À PROPOS DU PROJET
Les femmes qui présentent des mutations héréditaires de certains gènes, dont les gènes BRCA 1 ou BRCA 2, courent un risque plus élevé de développer le cancer de l’ovaire. Puisqu’il n’existe actuellement aucun test de dépistage efficace de la maladie, les médecins suggèrent à ces femmes appelées « prévivantes » l’ablation préventive des ovaires et des trompes de Fallope, habituellement entre 35 et 45 ans. Bien que cette intervention chirurgicale réduise les risques de cancer de l’ovaire, elle provoque cependant une ménopause précoce chez les femmes qui ne sont pas encore ménopausées, ce qui peut entraîner d’importants défis de santé. Plusieurs femmes ressentent des symptômes de ménopause soudains, notamment des bouffées de chaleur, des fluctuations de l’humeur, des problèmes de mémoire et une dysfonction sexuelle. La ménopause précoce est également associée à un risque accru de maladies cardiaques et des os. Heureusement, l’hormonothérapie de remplacement peut contribuer à prévenir ces maladies, à réduire les symptômes et à améliorer la qualité de vie générale.

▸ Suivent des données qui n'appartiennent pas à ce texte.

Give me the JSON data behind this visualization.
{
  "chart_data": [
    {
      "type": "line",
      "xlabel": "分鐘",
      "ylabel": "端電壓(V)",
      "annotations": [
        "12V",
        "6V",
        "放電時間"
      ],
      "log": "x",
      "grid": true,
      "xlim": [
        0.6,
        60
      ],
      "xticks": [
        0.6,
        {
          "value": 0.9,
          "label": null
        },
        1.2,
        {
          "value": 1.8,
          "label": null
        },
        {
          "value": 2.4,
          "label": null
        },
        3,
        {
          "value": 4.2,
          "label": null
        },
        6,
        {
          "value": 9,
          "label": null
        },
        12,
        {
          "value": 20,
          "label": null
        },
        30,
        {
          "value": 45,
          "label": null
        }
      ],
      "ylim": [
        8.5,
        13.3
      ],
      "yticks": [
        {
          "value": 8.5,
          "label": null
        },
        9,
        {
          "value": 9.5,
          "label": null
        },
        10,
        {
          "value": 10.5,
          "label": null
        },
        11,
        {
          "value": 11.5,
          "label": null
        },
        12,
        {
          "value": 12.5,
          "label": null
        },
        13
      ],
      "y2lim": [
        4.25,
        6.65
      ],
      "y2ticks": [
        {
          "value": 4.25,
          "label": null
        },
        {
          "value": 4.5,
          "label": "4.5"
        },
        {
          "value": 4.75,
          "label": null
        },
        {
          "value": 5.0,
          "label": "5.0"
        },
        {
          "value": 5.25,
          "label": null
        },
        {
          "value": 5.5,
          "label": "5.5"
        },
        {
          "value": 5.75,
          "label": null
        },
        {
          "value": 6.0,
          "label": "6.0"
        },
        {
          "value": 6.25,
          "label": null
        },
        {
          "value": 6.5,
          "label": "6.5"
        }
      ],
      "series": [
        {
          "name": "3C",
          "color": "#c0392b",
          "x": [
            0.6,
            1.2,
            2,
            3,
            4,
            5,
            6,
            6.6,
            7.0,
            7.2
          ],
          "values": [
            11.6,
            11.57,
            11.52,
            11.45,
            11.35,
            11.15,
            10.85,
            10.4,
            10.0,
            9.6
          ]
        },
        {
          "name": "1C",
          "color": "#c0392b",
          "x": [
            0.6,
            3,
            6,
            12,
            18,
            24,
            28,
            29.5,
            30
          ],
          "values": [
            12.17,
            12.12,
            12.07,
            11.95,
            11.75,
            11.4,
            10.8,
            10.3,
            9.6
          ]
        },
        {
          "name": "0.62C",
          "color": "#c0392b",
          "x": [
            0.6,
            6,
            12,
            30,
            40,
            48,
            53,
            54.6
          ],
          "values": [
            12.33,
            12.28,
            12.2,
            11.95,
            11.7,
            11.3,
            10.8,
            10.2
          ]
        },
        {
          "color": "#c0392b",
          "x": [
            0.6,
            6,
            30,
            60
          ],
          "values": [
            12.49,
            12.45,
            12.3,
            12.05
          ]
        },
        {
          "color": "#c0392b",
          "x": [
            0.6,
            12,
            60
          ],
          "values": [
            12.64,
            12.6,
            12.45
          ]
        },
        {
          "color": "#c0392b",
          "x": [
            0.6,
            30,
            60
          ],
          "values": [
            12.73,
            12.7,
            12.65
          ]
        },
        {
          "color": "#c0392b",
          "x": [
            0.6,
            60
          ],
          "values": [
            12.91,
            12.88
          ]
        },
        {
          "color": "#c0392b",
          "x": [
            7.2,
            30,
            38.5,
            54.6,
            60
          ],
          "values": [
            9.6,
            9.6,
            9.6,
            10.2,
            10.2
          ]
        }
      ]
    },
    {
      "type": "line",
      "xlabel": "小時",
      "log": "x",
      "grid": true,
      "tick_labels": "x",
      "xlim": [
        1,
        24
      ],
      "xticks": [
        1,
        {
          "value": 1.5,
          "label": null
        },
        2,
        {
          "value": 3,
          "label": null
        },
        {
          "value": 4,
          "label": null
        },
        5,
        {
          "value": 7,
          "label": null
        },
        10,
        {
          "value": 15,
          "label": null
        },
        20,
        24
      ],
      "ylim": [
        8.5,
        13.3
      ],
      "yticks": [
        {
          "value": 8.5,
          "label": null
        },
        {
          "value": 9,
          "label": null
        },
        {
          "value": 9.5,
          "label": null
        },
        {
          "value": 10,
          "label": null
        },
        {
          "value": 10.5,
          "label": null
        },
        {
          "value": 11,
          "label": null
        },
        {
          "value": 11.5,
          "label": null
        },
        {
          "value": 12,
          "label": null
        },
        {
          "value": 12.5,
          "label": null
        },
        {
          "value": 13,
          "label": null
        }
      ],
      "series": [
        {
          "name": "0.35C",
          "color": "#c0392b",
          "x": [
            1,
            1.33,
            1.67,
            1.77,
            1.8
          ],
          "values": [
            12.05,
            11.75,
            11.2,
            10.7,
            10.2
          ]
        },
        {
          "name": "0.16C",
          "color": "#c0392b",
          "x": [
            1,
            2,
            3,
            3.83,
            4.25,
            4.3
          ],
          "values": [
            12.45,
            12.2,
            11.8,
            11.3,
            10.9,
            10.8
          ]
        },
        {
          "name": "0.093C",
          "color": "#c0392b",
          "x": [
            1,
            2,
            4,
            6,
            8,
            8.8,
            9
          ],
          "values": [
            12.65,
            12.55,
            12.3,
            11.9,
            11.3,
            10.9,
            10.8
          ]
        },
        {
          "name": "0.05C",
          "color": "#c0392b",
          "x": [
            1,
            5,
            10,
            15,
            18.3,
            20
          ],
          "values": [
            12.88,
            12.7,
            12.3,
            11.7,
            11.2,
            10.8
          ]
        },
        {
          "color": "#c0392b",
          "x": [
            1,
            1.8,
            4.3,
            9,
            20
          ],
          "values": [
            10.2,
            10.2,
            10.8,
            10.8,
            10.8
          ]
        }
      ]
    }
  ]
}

Malheureusement, plusieurs patientes ne reçoivent pas le soutien et l’information nécessaires pour prendre des décisions éclairées au sujet de la chirurgie préventive et des soins postopératoires. On observe d’importantes inégalités dans les soins offerts à l’échelle du Canada, en raison de l’accès variable aux services spécialisés et aux différences dans les pratiques des prestataires de soins. Par exemple, l’hormonothérapie de remplacement n’est pas uniformément recommandée. Bien que son innocuité et ses bienfaits aient été largement prouvés, plusieurs professionnels de la santé hésitent encore à la prescrire. Certaines patientes se font dire – à tort – qu’elle n’est pas sécuritaire, et qu’elle cause des souffrances évitables et des problèmes de santé à long terme.

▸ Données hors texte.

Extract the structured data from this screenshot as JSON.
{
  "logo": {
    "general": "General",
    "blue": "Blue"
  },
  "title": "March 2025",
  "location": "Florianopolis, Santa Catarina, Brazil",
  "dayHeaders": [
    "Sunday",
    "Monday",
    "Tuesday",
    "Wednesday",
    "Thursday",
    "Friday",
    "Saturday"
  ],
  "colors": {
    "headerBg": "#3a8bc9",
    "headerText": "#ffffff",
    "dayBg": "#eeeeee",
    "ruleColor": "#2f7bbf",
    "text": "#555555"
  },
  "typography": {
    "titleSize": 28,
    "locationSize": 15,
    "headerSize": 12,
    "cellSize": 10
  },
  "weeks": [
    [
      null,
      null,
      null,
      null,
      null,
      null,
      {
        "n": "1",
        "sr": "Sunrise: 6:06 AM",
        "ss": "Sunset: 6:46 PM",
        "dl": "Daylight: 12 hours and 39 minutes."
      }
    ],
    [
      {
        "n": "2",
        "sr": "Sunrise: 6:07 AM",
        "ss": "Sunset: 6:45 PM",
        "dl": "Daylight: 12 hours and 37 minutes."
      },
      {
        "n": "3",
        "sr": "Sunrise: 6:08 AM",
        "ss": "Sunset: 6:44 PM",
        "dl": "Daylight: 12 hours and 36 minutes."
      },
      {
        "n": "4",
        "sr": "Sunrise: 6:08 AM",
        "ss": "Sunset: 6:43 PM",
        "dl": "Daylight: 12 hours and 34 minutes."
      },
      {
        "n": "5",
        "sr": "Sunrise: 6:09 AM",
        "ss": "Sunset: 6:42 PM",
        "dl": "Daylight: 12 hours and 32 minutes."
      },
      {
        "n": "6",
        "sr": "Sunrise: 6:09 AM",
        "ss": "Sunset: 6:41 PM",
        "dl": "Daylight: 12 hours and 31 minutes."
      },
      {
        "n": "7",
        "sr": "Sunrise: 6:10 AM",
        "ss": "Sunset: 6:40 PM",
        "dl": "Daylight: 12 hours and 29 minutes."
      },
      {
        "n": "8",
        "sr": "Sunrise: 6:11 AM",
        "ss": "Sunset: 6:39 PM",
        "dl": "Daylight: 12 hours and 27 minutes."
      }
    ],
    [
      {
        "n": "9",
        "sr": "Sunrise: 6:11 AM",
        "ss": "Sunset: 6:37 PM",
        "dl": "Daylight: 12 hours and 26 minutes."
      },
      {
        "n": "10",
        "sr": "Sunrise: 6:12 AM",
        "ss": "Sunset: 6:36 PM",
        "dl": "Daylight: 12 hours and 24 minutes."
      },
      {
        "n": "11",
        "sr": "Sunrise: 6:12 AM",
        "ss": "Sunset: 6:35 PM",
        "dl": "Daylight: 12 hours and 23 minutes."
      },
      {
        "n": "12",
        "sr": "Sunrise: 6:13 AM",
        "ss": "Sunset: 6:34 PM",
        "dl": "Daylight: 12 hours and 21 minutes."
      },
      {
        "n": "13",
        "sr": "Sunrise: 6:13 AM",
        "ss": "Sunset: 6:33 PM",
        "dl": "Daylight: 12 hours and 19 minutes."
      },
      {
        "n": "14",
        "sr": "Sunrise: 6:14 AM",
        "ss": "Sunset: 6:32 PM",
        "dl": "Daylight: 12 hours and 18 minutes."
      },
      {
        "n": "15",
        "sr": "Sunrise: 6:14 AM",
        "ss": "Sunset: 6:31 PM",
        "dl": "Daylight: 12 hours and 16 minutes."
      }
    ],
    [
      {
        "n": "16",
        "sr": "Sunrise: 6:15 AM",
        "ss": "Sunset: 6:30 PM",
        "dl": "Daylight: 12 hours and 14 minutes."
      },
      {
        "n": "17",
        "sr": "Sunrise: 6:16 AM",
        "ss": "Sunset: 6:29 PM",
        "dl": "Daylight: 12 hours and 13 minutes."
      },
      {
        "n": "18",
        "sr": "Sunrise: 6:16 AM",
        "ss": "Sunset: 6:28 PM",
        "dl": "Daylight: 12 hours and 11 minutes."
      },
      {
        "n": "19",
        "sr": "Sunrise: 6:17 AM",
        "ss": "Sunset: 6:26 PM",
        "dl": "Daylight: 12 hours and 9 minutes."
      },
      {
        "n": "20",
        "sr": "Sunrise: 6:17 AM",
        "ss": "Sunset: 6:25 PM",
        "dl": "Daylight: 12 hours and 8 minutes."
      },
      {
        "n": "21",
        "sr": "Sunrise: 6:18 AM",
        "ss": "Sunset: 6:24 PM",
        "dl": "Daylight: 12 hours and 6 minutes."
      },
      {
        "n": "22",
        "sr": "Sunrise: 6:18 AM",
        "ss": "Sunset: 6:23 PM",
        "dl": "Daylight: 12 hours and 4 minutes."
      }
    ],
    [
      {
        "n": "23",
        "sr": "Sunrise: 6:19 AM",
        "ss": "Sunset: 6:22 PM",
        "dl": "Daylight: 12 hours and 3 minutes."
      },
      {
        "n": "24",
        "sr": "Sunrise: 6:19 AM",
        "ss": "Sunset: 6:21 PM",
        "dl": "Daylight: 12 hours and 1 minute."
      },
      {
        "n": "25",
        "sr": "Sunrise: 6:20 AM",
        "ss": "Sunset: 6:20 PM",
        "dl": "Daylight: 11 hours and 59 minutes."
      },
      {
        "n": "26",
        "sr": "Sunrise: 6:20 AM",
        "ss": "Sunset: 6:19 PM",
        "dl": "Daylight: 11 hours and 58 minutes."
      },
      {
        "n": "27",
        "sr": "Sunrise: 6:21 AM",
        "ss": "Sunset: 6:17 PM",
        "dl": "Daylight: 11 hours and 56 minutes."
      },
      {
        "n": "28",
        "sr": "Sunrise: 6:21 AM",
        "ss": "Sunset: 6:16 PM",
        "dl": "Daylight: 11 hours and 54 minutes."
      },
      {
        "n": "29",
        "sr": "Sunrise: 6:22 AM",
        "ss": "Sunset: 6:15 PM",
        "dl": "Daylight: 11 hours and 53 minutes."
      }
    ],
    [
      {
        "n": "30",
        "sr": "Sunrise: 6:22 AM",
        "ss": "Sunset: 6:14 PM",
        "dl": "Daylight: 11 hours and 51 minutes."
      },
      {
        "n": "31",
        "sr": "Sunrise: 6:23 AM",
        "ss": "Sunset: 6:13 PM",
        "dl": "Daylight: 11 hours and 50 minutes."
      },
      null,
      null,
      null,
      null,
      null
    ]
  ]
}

Ce projet vise à améliorer les soins offerts aux femmes présentant un risque élevé de cancer de l’ovaire héréditaire, avant et après la chirurgie. L’objectif premier est de créer une ressource éducative exhaustive pour aider les patientes à gérer les effets physiques et émotionnels de la ménopause précoce. Cette ressource couvrira six sujets principaux : la préparation à la chirurgie, la gestion de la ménopause, la santé du cœur et des os, l’exercice et le style de vie, la santé mentale, et le bien-être sexuel.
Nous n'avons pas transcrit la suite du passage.